Now, in my opinion, any guy who is trying to hold the hand of another guy's girlfriend at work, etc., is asking for trouble. He makes me extremely angry because his actions are pretty disrespectful toward me. I'm pretty sure most guys would not tolerate another guy acting like this. Does he actually expect that the boyfriend will stand for it? Nevertheless, I'm not about to do anything dramatic (fighting, etc.), considering he works in the same building as my girlfriend, and I am not a fighter anyway. But what planet is this guy living on?

Any advice from guys (or girls), on how to bring my anger level down? The attempts to hold her hand (he did this when a group of them were out at a movie, not to mention at their workplace) are what really get to me.

Thanks.
Yes, it's up to her to tell him where to go. I can relate to your situation, I had a similar one myself with my own partner months ago; the whole thing really pissed me off.

Some young woman who was walking through the shopping centre where my boyfriend works as a security guard put her eye on him and apparently decided she liked what she saw. She had been in the centre shopping or whatever, but she also happened to know one of the other security guards my boyfriend works with, so I guess she decided that's how she'd make her move. She got my boyfriends number from this man he works with and that's when the calls started..

Cutting a long story short, she started sending him messages introducing herself as a friend of ____ and wanting to go out for a few drinks with the work crew and all this, trying to get her foot in the door that way. The contact quickly morphed into all these sexualised calls and texts saying she wanted to meet up and do this that and the other and when he declined and told her he had a girlfriend her response was - "****** your girlfriend"!!! That was the bit that bothered me most. If she had been a bit mortified to hear he had a girlfriend and backed off I wouldnt have felt nearly so angry towards her, as, after all, he's a VERY sexy man and you cant blame a girl for trying! But her response when she heard of my existence made me want to tear her hair out BY – THE – ROOTS (and take the scalp with it too, lol) so I FULLY identify with your frustration.
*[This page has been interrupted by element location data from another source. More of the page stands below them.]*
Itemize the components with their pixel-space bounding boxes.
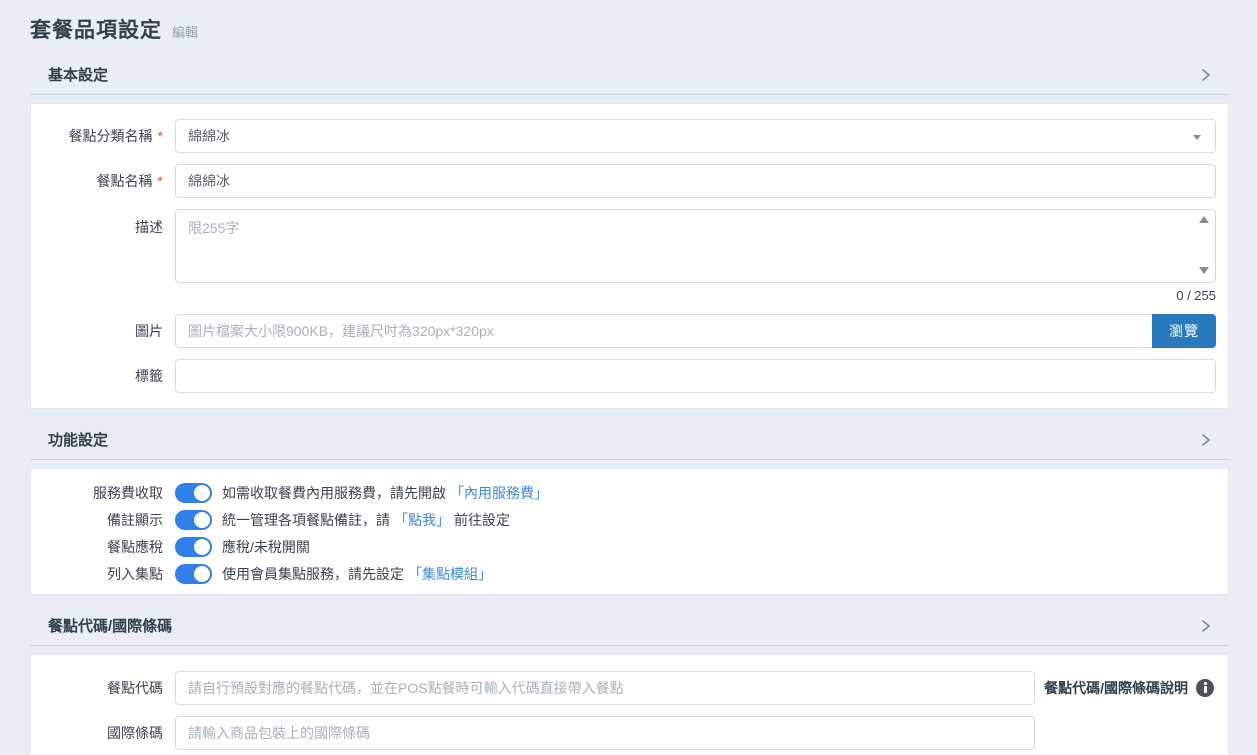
section-basic: 基本設定 餐點分類名稱* 綿綿冰 餐點名稱* [30, 64, 1229, 409]
points-toggle[interactable] [175, 564, 212, 584]
page-title: 套餐品項設定 [30, 14, 162, 44]
description-textarea[interactable] [175, 209, 1216, 283]
tags-row: 標籤 [31, 359, 1216, 393]
category-label: 餐點分類名稱* [31, 119, 163, 153]
feature-row-tax: 餐點應稅 應稅/未稅開關 [31, 533, 1216, 560]
name-row: 餐點名稱* [31, 164, 1216, 198]
section-header-features[interactable]: 功能設定 [30, 429, 1229, 460]
meal-code-row: 餐點代碼 餐點代碼/國際條碼說明 [31, 671, 1216, 705]
page: 套餐品項設定 編輯 基本設定 餐點分類名稱* 綿綿冰 餐點名稱* [0, 0, 1257, 755]
section-codes: 餐點代碼/國際條碼 餐點代碼 餐點代碼/國際條碼說明 國際條碼 [30, 615, 1229, 755]
page-header: 套餐品項設定 編輯 [30, 14, 1229, 44]
feature-label: 備註顯示 [31, 510, 163, 530]
feature-row-points: 列入集點 使用會員集點服務，請先設定「集點模組」 [31, 560, 1216, 587]
scroll-down-icon[interactable] [1199, 267, 1209, 274]
section-title-codes: 餐點代碼/國際條碼 [48, 615, 172, 636]
chevron-right-icon [1199, 619, 1213, 633]
section-title-features: 功能設定 [48, 429, 108, 450]
toggle-knob [194, 512, 210, 528]
name-input[interactable] [175, 164, 1216, 198]
service-fee-toggle[interactable] [175, 483, 212, 503]
info-icon[interactable] [1196, 679, 1214, 697]
barcode-input[interactable] [175, 716, 1035, 750]
required-asterisk: * [158, 128, 163, 144]
tags-label: 標籤 [31, 359, 163, 393]
image-input[interactable] [175, 314, 1152, 348]
description-label: 描述 [31, 209, 163, 237]
category-select-value: 綿綿冰 [188, 126, 230, 146]
feature-text: 如需收取餐費內用服務費，請先開啟「內用服務費」 [222, 483, 552, 503]
required-asterisk: * [158, 173, 163, 189]
tags-input[interactable] [175, 359, 1216, 393]
chevron-right-icon [1199, 68, 1213, 82]
page-subtitle: 編輯 [172, 22, 198, 41]
inline-link[interactable]: 「集點模組」 [408, 564, 492, 584]
browse-button[interactable]: 瀏覽 [1152, 314, 1216, 348]
section-features: 功能設定 服務費收取 如需收取餐費內用服務費，請先開啟「內用服務費」 備註顯示 … [30, 429, 1229, 595]
name-label: 餐點名稱* [31, 164, 163, 198]
codes-card: 餐點代碼 餐點代碼/國際條碼說明 國際條碼 [30, 654, 1229, 755]
codes-help: 餐點代碼/國際條碼說明 [1035, 678, 1216, 698]
toggle-knob [194, 566, 210, 582]
feature-row-service-fee: 服務費收取 如需收取餐費內用服務費，請先開啟「內用服務費」 [31, 479, 1216, 506]
section-header-basic[interactable]: 基本設定 [30, 64, 1229, 95]
section-header-codes[interactable]: 餐點代碼/國際條碼 [30, 615, 1229, 646]
notes-toggle[interactable] [175, 510, 212, 530]
barcode-row: 國際條碼 [31, 716, 1216, 750]
meal-code-input[interactable] [175, 671, 1035, 705]
feature-row-notes: 備註顯示 統一管理各項餐點備註，請「點我」前往設定 [31, 506, 1216, 533]
chevron-down-icon [1193, 135, 1201, 140]
char-counter: 0 / 255 [175, 288, 1216, 303]
scroll-up-icon[interactable] [1199, 216, 1209, 223]
inline-link[interactable]: 「內用服務費」 [450, 483, 548, 503]
codes-help-label: 餐點代碼/國際條碼說明 [1044, 678, 1188, 698]
feature-label: 服務費收取 [31, 483, 163, 503]
tax-toggle[interactable] [175, 537, 212, 557]
barcode-label: 國際條碼 [31, 716, 163, 750]
category-row: 餐點分類名稱* 綿綿冰 [31, 119, 1216, 153]
toggle-knob [194, 485, 210, 501]
basic-card: 餐點分類名稱* 綿綿冰 餐點名稱* 描述 [30, 103, 1229, 409]
inline-link[interactable]: 「點我」 [394, 510, 450, 530]
description-row: 描述 0 / 255 [31, 209, 1216, 303]
feature-label: 餐點應稅 [31, 537, 163, 557]
features-card: 服務費收取 如需收取餐費內用服務費，請先開啟「內用服務費」 備註顯示 統一管理各… [30, 468, 1229, 595]
image-row: 圖片 瀏覽 [31, 314, 1216, 348]
feature-label: 列入集點 [31, 564, 163, 584]
feature-text: 應稅/未稅開關 [222, 537, 310, 557]
category-select[interactable]: 綿綿冰 [175, 119, 1216, 153]
meal-code-label: 餐點代碼 [31, 671, 163, 705]
image-label: 圖片 [31, 314, 163, 348]
section-title-basic: 基本設定 [48, 64, 108, 85]
chevron-right-icon [1199, 433, 1213, 447]
toggle-knob [194, 539, 210, 555]
feature-text: 使用會員集點服務，請先設定「集點模組」 [222, 564, 496, 584]
feature-text: 統一管理各項餐點備註，請「點我」前往設定 [222, 510, 510, 530]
At the point she made that comment he told her never to call again. I really think it's long past time your girlfriend told this man to backoff. It sounds to me like she may be flattered by all the attention, but more so, I'd say she's getting a buzz out of your jealousy. You should remind her that though she may be enjoying your jealousy, you certainly aren’t. She needs to tell him where to go and she needs to stop fanning the flames of your jealousy in order to make herself feel attractive, wanted and loved. It seems to me this is what she's doing here, based on what you've said, and if I'm right I have to say it's pretty selfish behaviour out of her, if you dont mind me saying. As a woman, I know you dont allow a situation like this to continue and keep on reporting back to your boyfriend every time the guy gives you the eyeball unless you're getting a buzz and some big-time validation out of your boyfriends jealous response. If I'm right, the game she's playing here is cruel and unfair. Our two situations are similar, like I said; this mans actions are the physical equivalent of the women who was chasing my mans comment; "****** your girlfriend". He is saying, with his actions - "****** your boyfriend". I know what I'd have done if my man hadnt gotten rid of her pronto. Maybe that girl would even be with him today - because I know I wouldnt.